For all the name-calling, for all the accusations of “fear-mongering” thrown at women who dig their heels in about sex-based rights, there is a reliance on these women to hold the line. It’s like taking the piss out of Mummy for not being able to see beyond the washing machine while still expecting a drawer full of clean clothes to magically appear (I write this as someone who has been mocked for her “obsession” with the laundry. I’m not obsessed with the laundry. I’d rather be reading German Romantic literature, but just know that if no one has a clean PE kit, there will be trouble. See also: feminist “obsessions” with penises vis-à-vis sexual violence statistics). 

This particular “reliance-blame” pattern is not new in feminism. I think of my own generation in the nineties, dismissive of older women who questioned raunch feminism, ladette culture, “ironic sexism” and the like. Stupid agency-denying sexphobes, amirite? 

Turns out some part of me was still expecting them to monitor the excesses of the global sex trade and online porn, just so that things didn’t get totally out of hand. I mean, there was nothing to worry about, was there? Not least because the sexphobes would keep everything in check, like the massive bigots they were. The more I think about it, the more I realise I expected the proper feminists to potter along in the background, doing all the uncomfortable, uncool stuff, so that I could explore the complex semiotics of getting my tits out for the lads. After all, I had “agency” (whatever that meant). The older feminists were just … mummies. Flawed, compromised, symbolic mummies.

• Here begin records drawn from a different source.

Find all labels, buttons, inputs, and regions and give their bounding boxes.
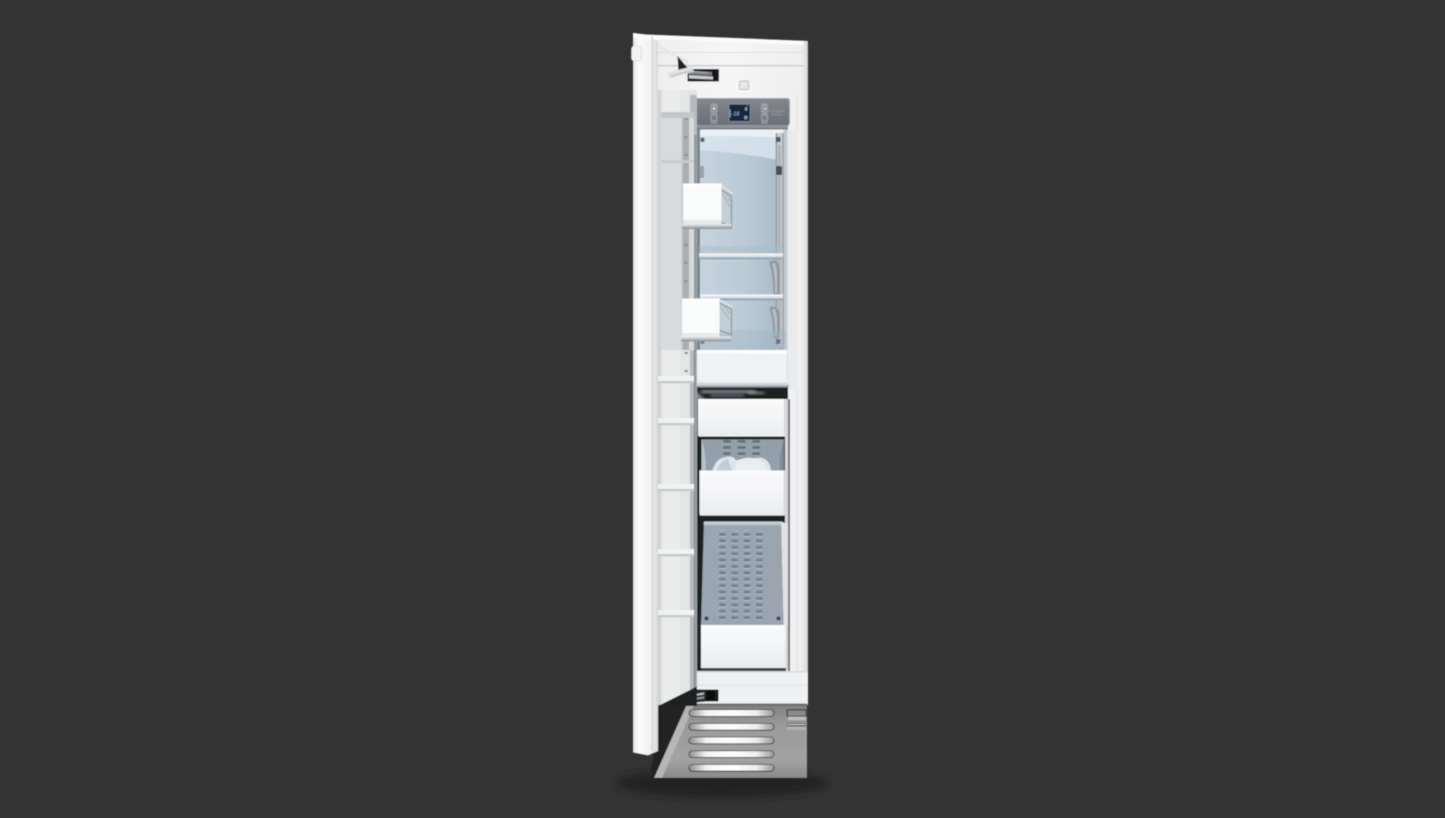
svg-text:-18: -18 (732, 112, 740, 118)
svg-text:FULGOR: FULGOR (769, 110, 786, 114)
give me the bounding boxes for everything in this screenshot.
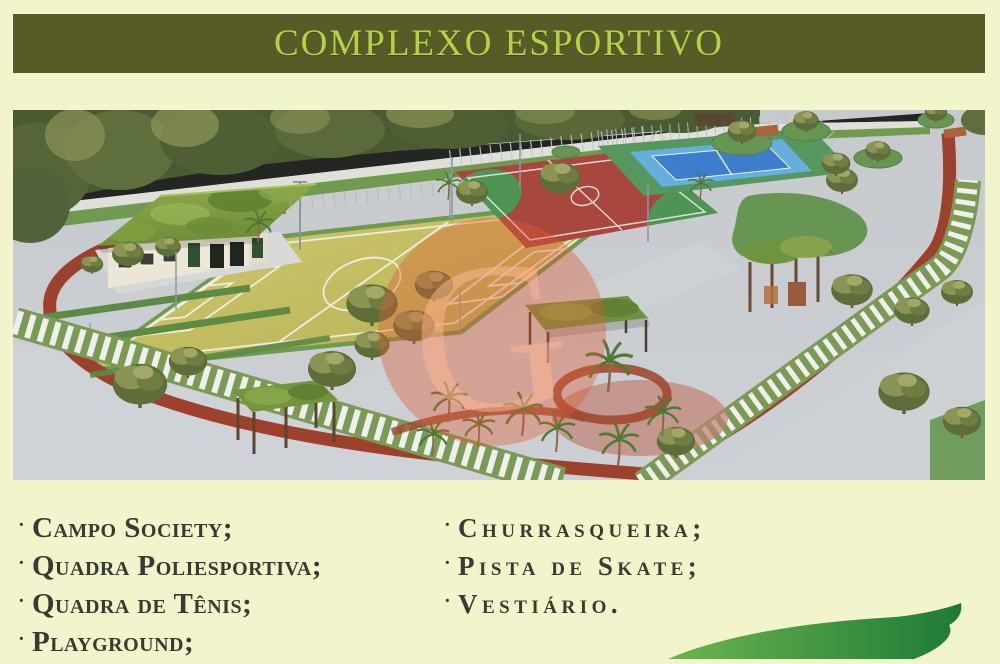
amenity-label: Quadra de Tênis;	[32, 588, 252, 620]
page-title: COMPLEXO ESPORTIVO	[274, 22, 724, 65]
title-banner: COMPLEXO ESPORTIVO	[13, 14, 985, 73]
bullet-icon: ·	[18, 506, 32, 544]
bullet-icon: ·	[18, 544, 32, 582]
amenity-label: Vestiário.	[458, 589, 622, 619]
amenity-label: Pista de Skate;	[458, 551, 701, 581]
amenity-label: Campo Society;	[32, 512, 233, 544]
leaf-icon	[668, 603, 968, 659]
list-item: ·Campo Society;	[18, 506, 322, 544]
amenity-label: Playground;	[32, 626, 194, 658]
list-item: ·Vestiário.	[444, 582, 706, 620]
aerial-render: G	[13, 110, 985, 480]
bullet-icon: ·	[18, 620, 32, 658]
sports-complex-illustration: G	[13, 110, 985, 480]
page: { "page": { "background_color": "#f2f5cb…	[0, 0, 1000, 659]
amenity-label: Churrasqueira;	[458, 513, 706, 543]
amenities-list-right: ·Churrasqueira; ·Pista de Skate; ·Vestiá…	[444, 506, 706, 620]
bullet-icon: ·	[18, 582, 32, 620]
list-item: ·Playground;	[18, 620, 322, 658]
list-item: ·Quadra Poliesportiva;	[18, 544, 322, 582]
list-item: ·Pista de Skate;	[444, 544, 706, 582]
amenities-list-left: ·Campo Society; ·Quadra Poliesportiva; ·…	[18, 506, 322, 658]
list-item: ·Quadra de Tênis;	[18, 582, 322, 620]
leaf-decoration	[668, 603, 968, 659]
bullet-icon: ·	[444, 544, 458, 582]
list-item: ·Churrasqueira;	[444, 506, 706, 544]
bullet-icon: ·	[444, 582, 458, 620]
watermark-letter: G	[401, 211, 580, 465]
bullet-icon: ·	[444, 506, 458, 544]
amenity-label: Quadra Poliesportiva;	[32, 550, 322, 582]
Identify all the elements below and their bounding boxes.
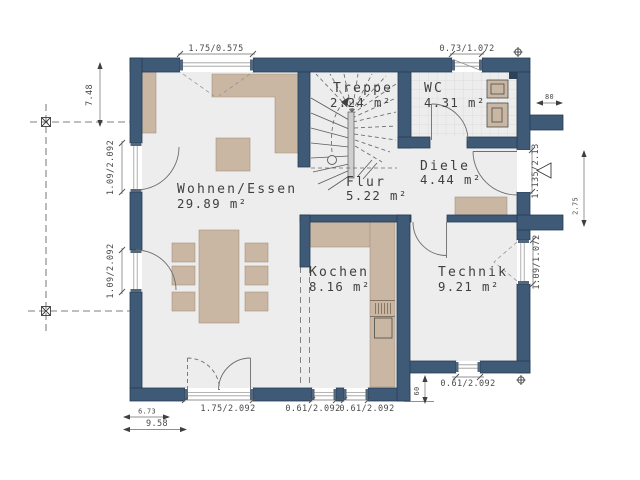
svg-text:1.135/2.13: 1.135/2.13 <box>531 143 541 198</box>
coffee-table <box>216 138 250 171</box>
svg-text:6.73: 6.73 <box>138 408 156 416</box>
dim-window-technik-bottom: 0.61/2.092 <box>440 374 495 389</box>
floor-plan-canvas: 1.75/0.575 0.73/1.072 80 1.135/2.13 <box>0 0 640 480</box>
svg-text:9.21 m²: 9.21 m² <box>438 280 500 294</box>
duct-shaft <box>509 72 517 79</box>
dim-window-technik-right: 1.09/1.072 <box>530 234 542 289</box>
window-wc-top <box>452 58 482 72</box>
dim-door-left-lower: 1.09/2.092 <box>106 243 125 298</box>
chair <box>172 243 195 262</box>
kitchen-counter-column <box>370 222 395 387</box>
dim-entry-door: 1.135/2.13 <box>529 143 541 198</box>
chair <box>245 292 268 311</box>
dim-width-total: 9.58 <box>123 419 187 432</box>
svg-text:Diele: Diele <box>420 159 470 174</box>
svg-text:2.24 m²: 2.24 m² <box>330 96 392 110</box>
svg-text:0.61/2.092: 0.61/2.092 <box>285 404 340 414</box>
svg-text:29.89 m²: 29.89 m² <box>177 197 247 211</box>
svg-text:Kochen: Kochen <box>309 265 369 280</box>
room-label-kochen: Kochen 8.16 m² <box>309 265 371 294</box>
dim-window-living-top: 1.75/0.575 <box>177 44 256 57</box>
dim-stub-top-right: 80 <box>536 93 563 106</box>
svg-text:80: 80 <box>545 93 554 101</box>
dining-table <box>199 230 239 323</box>
svg-text:60: 60 <box>413 387 421 396</box>
window-technik-bottom <box>456 361 480 373</box>
diele-sideboard <box>455 197 507 215</box>
window-kochen-right <box>344 388 368 401</box>
svg-text:1.75/2.092: 1.75/2.092 <box>200 404 255 414</box>
svg-text:8.16 m²: 8.16 m² <box>309 280 371 294</box>
svg-text:WC: WC <box>424 81 444 96</box>
survey-point-icon <box>517 375 526 385</box>
svg-text:Treppe: Treppe <box>333 81 393 96</box>
svg-text:1.75/0.575: 1.75/0.575 <box>188 44 243 54</box>
dim-window-wc-top: 0.73/1.072 <box>439 44 494 57</box>
kitchen-counter-top <box>310 222 370 247</box>
wall-stub-mid-right <box>517 215 563 230</box>
stair-newel-post <box>328 156 337 165</box>
survey-point-icon <box>514 47 523 57</box>
toilet <box>487 103 508 127</box>
dim-right-vertical: 2.75 <box>572 150 587 227</box>
sideboard-left-wall <box>142 72 156 133</box>
room-label-technik: Technik 9.21 m² <box>438 265 508 294</box>
svg-text:1.09/2.092: 1.09/2.092 <box>106 140 116 195</box>
chair <box>245 266 268 285</box>
svg-text:2.75: 2.75 <box>572 197 580 215</box>
svg-text:Flur: Flur <box>346 175 386 190</box>
floor-plan-page: 1.75/0.575 0.73/1.072 80 1.135/2.13 <box>0 0 640 480</box>
dim-width-partial: 6.73 <box>123 408 170 420</box>
svg-text:7.48: 7.48 <box>85 84 95 106</box>
svg-text:1.09/2.092: 1.09/2.092 <box>106 243 116 298</box>
svg-text:4.31 m²: 4.31 m² <box>424 96 486 110</box>
wall-stub-top-right <box>530 115 563 130</box>
dim-door-left-upper: 1.09/2.092 <box>106 140 125 195</box>
svg-text:5.22 m²: 5.22 m² <box>346 189 408 203</box>
washbasin <box>487 80 508 98</box>
room-label-treppe: Treppe 2.24 m² <box>330 81 393 110</box>
svg-text:1.09/1.072: 1.09/1.072 <box>532 234 542 289</box>
svg-text:Technik: Technik <box>438 265 508 280</box>
svg-text:4.44 m²: 4.44 m² <box>420 173 482 187</box>
chair <box>172 292 195 311</box>
svg-text:0.73/1.072: 0.73/1.072 <box>439 44 494 54</box>
dim-left-vertical: 7.48 <box>85 62 103 127</box>
window-kochen-left <box>312 388 336 401</box>
svg-text:Wohnen/Essen: Wohnen/Essen <box>177 182 297 197</box>
chair <box>245 243 268 262</box>
svg-text:0.61/2.092: 0.61/2.092 <box>339 404 394 414</box>
svg-text:9.58: 9.58 <box>146 419 168 429</box>
svg-text:0.61/2.092: 0.61/2.092 <box>440 379 495 389</box>
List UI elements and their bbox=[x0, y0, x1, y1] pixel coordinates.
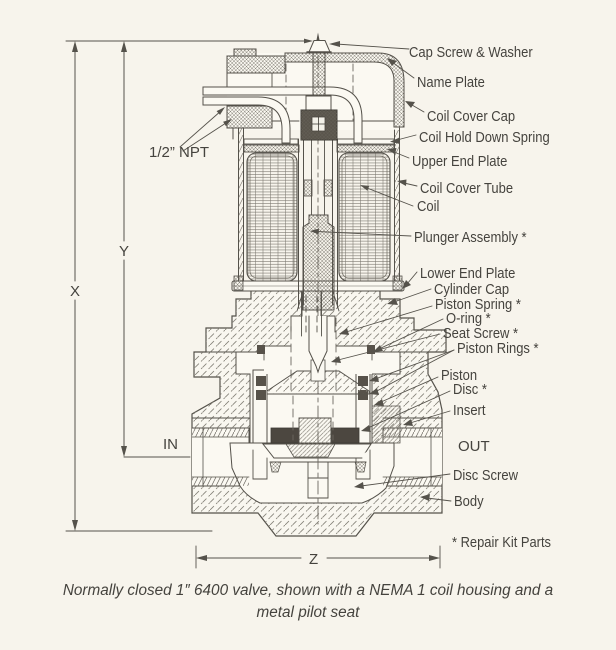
svg-text:metal pilot seat: metal pilot seat bbox=[257, 604, 361, 621]
svg-text:Upper End Plate: Upper End Plate bbox=[412, 154, 507, 170]
svg-text:Piston Rings *: Piston Rings * bbox=[457, 341, 539, 357]
svg-text:* Repair Kit Parts: * Repair Kit Parts bbox=[452, 535, 551, 551]
svg-text:Disc Screw: Disc Screw bbox=[453, 468, 518, 484]
svg-text:Body: Body bbox=[454, 494, 484, 510]
svg-text:Coil: Coil bbox=[417, 199, 439, 215]
svg-text:Lower End Plate: Lower End Plate bbox=[420, 266, 515, 282]
svg-text:Coil Cover Tube: Coil Cover Tube bbox=[420, 181, 513, 197]
svg-text:Coil Cover Cap: Coil Cover Cap bbox=[427, 109, 515, 125]
svg-text:Cap Screw & Washer: Cap Screw & Washer bbox=[409, 45, 533, 61]
svg-text:Coil Hold Down Spring: Coil Hold Down Spring bbox=[419, 130, 550, 146]
svg-text:Seat Screw *: Seat Screw * bbox=[443, 326, 518, 342]
svg-text:IN: IN bbox=[163, 436, 178, 453]
svg-text:Normally closed 1″ 6400 valve,: Normally closed 1″ 6400 valve, shown wit… bbox=[63, 582, 553, 599]
svg-text:O-ring *: O-ring * bbox=[446, 311, 491, 327]
svg-text:1/2” NPT: 1/2” NPT bbox=[149, 144, 209, 161]
svg-text:Y: Y bbox=[119, 243, 129, 260]
svg-text:Cylinder Cap: Cylinder Cap bbox=[434, 282, 509, 298]
svg-text:Disc *: Disc * bbox=[453, 382, 487, 398]
svg-text:Z: Z bbox=[309, 551, 318, 568]
svg-text:Name Plate: Name Plate bbox=[417, 75, 485, 91]
svg-text:OUT: OUT bbox=[458, 438, 490, 455]
svg-text:Insert: Insert bbox=[453, 403, 486, 419]
svg-text:Plunger Assembly *: Plunger Assembly * bbox=[414, 230, 527, 246]
svg-text:X: X bbox=[70, 283, 80, 300]
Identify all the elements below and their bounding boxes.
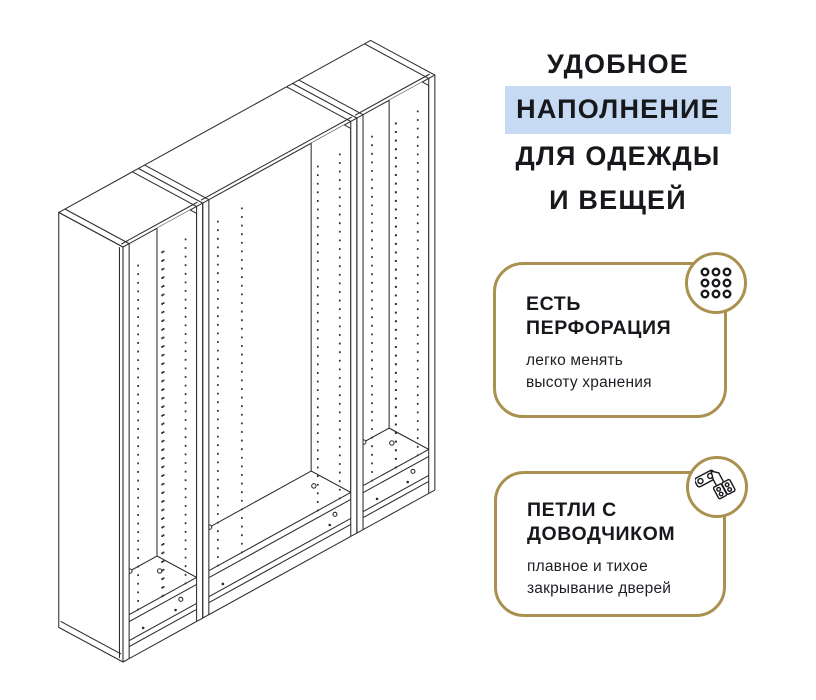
perforation-icon [685,252,747,314]
feature-description: легко менять высоту хранения [526,350,724,394]
heading: УДОБНОЕ НАПОЛНЕНИЕ ДЛЯ ОДЕЖДЫ И ВЕЩЕЙ [472,42,764,222]
feature-description-line: легко менять [526,350,724,372]
hinge-icon [686,456,748,518]
hinge-drawing [695,465,739,509]
perforation-dots [696,263,736,303]
feature-description-line: высоту хранения [526,372,724,394]
heading-text: ДЛЯ ОДЕЖДЫ [515,141,720,171]
heading-line-3: ДЛЯ ОДЕЖДЫ [472,134,764,178]
heading-text: УДОБНОЕ [547,49,689,79]
heading-line-4: И ВЕЩЕЙ [472,178,764,222]
poster-canvas: УДОБНОЕ НАПОЛНЕНИЕ ДЛЯ ОДЕЖДЫ И ВЕЩЕЙ ЕС… [0,0,816,700]
heading-highlight: НАПОЛНЕНИЕ [505,86,731,134]
feature-description-line: плавное и тихое [527,556,723,578]
feature-description-line: закрывание дверей [527,578,723,600]
wardrobe-frame-drawing [0,0,480,700]
feature-title-line: ПЕРФОРАЦИЯ [526,316,724,340]
heading-line-2: НАПОЛНЕНИЕ [472,86,764,134]
heading-line-1: УДОБНОЕ [472,42,764,86]
heading-text: И ВЕЩЕЙ [549,185,687,215]
feature-description: плавное и тихое закрывание дверей [527,556,723,600]
wardrobe-illustration [0,0,480,700]
feature-title-line: ДОВОДЧИКОМ [527,522,723,546]
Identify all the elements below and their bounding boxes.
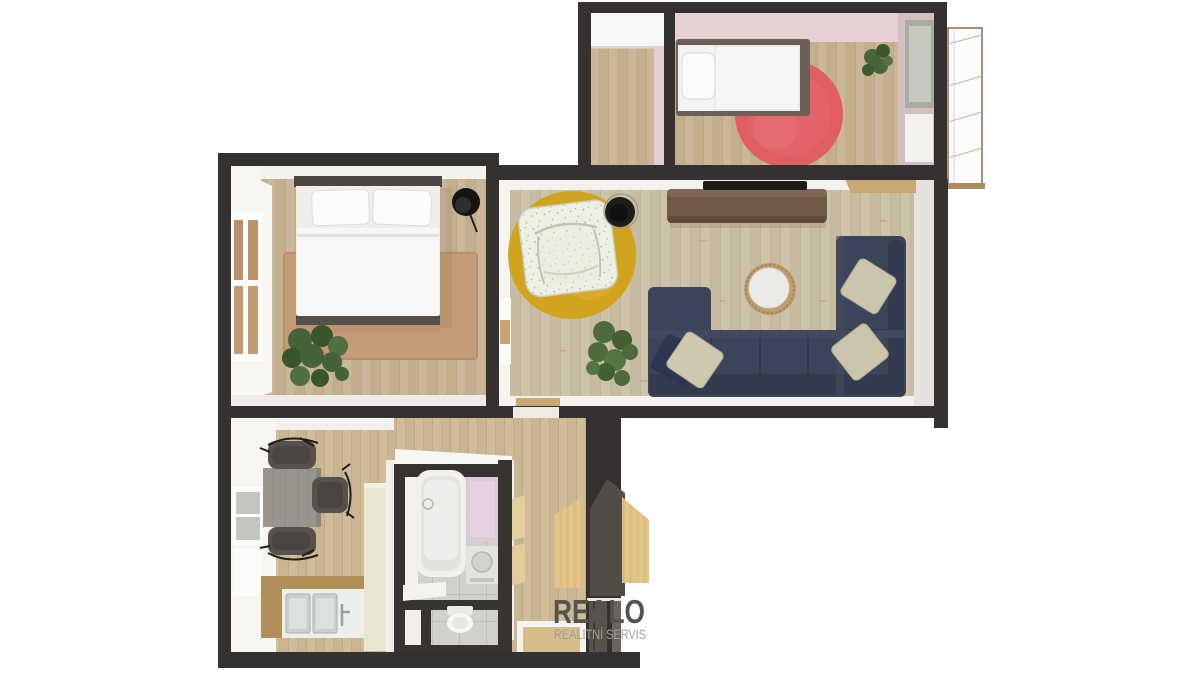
svg-text:REALITNÍ SERVIS: REALITNÍ SERVIS: [554, 627, 646, 642]
svg-text:REALO: REALO: [553, 593, 645, 630]
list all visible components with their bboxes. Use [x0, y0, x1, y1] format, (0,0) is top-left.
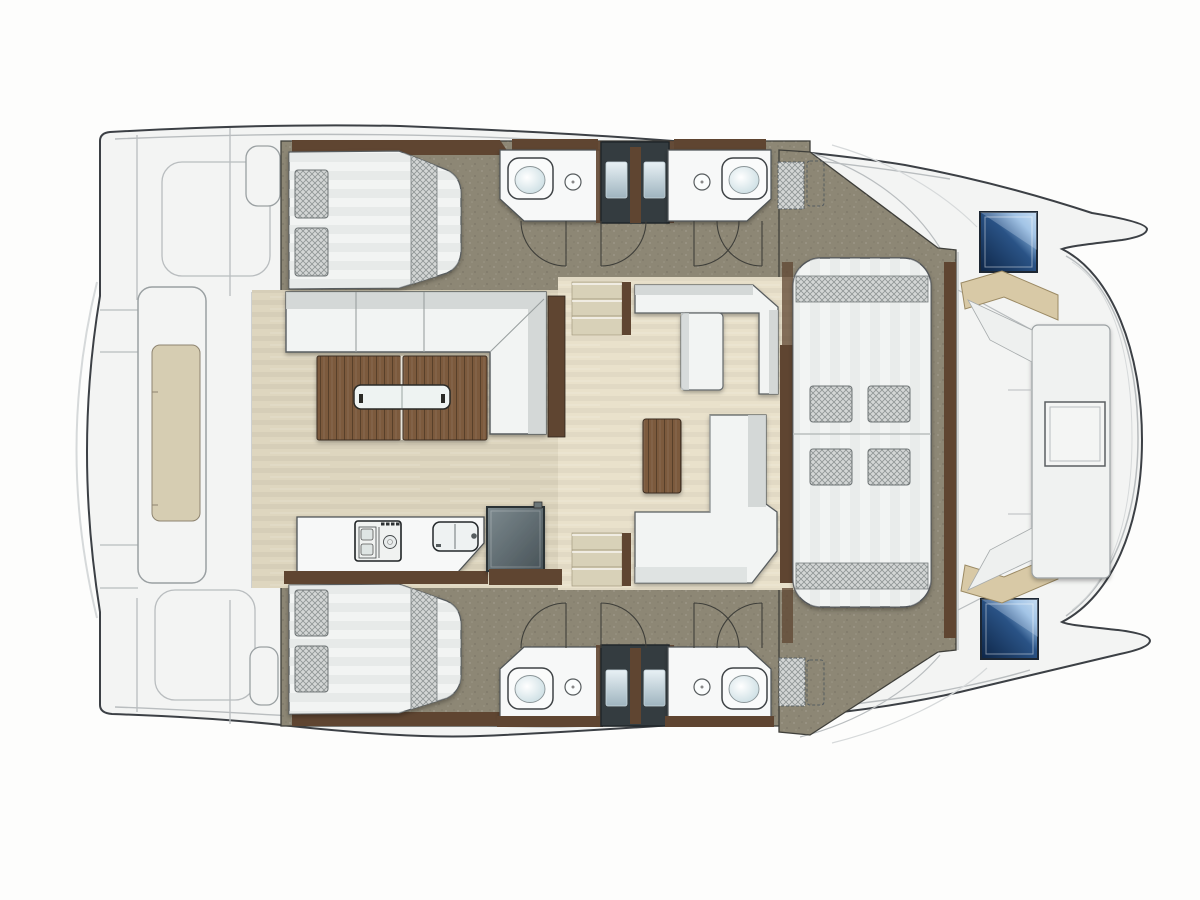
head-port-aft — [500, 139, 600, 221]
pillow — [295, 170, 328, 218]
shower-tray — [606, 670, 627, 706]
berth-runner-cushion — [411, 585, 437, 715]
coffee-table — [643, 419, 681, 493]
berth-runner-cushion — [411, 152, 437, 289]
shower-module-port — [596, 141, 674, 223]
transom-seat-starboard — [250, 647, 278, 705]
cockpit-bulkhead-wood — [548, 296, 565, 437]
deck-vent — [778, 162, 804, 209]
galley-sink — [433, 522, 478, 551]
pillow — [295, 228, 328, 276]
sunbed-runner-cushion — [796, 276, 928, 302]
galley-stove — [355, 521, 401, 561]
shower-tray — [644, 670, 665, 706]
lounge-cushion — [868, 449, 910, 485]
head-bulkhead-wood — [497, 716, 603, 727]
pillow — [295, 590, 328, 636]
shower-tray — [644, 162, 665, 198]
companionway-stairs-starboard — [572, 533, 631, 586]
deck-vent — [779, 658, 805, 706]
stern-platform — [138, 287, 206, 583]
forward-lounge — [793, 258, 956, 638]
floor-plan-canvas — [0, 0, 1200, 900]
shower-tray — [606, 162, 627, 198]
shower-module-starboard — [596, 645, 674, 727]
lounge-side-wood — [944, 262, 956, 638]
companionway-stairs-port — [572, 282, 631, 335]
refrigerator — [487, 502, 544, 571]
tender-platform-teak — [152, 345, 200, 521]
cockpit-table — [317, 356, 487, 440]
catamaran-floor-plan — [0, 0, 1200, 900]
head-starboard-aft — [497, 647, 603, 727]
transom-seat-port — [246, 146, 280, 206]
saloon-fwd-bulkhead-wood — [780, 345, 794, 583]
sunbed-runner-cushion — [796, 563, 928, 589]
lounge-cushion — [810, 449, 852, 485]
faucet — [471, 533, 477, 539]
refrigerator-wood-base — [489, 569, 562, 585]
bow-table — [1045, 402, 1105, 466]
lounge-cushion — [868, 386, 910, 422]
pillow — [295, 646, 328, 692]
head-bulkhead-wood — [674, 139, 766, 151]
head-bulkhead-wood — [665, 716, 774, 727]
head-bulkhead-wood — [512, 139, 598, 151]
head-starboard-fwd — [665, 647, 774, 727]
lounge-cushion — [810, 386, 852, 422]
head-port-fwd — [668, 139, 771, 221]
galley-wood-front — [284, 571, 488, 584]
cockpit-dining — [286, 292, 565, 440]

“Progressive” people resent having  to depend on women

Not all of the women on the Mumsnet feminist boards are actual mums, I suspect, but they all find themselves facing the mummy double bind: you’re mocked for being obsessed with things that will never happen — no one has clean socks, there’s no food in the house, women have lost all sex-based rights and feminism has become practically meaningless — but the only reason they won’t happen is because of your eminently mockable obsessions. 

Obviously if you dropped the ball and the bad things did happen, that would be your fault, too, but that’s beside the point. Should everyone return to accepting sex is indeed politically salient and we’re not all clownfish, this won’t be because of your campaigning; it’ll be proof that you invented the problem to start with. Why should anyone praise you for a clean house — or a clean bill of sex-based rights — when they didn’t see the dirt to start with?

Deep down, I think even the most “progressive” people resent having  to depend on women — especially older women and mothers — to do all the essential stuff with which they have no desire to be associated. Modern feminism has found the perfect way to disidentify from the drudges: dismiss anyone holding a baby or a dishcloth as a Karen-y representative of the boring old heteropatriarchal status quo. 

So much posturing about “radicalisation” and what it really comes down to is this: you don’t want to get your hands dirty — neither literally nor metaphorically — and you find being indebted to your mum a bit cringe. Imagine what feminism could achieve, and the norms that would be shattered, if there were a generation who could just get over that.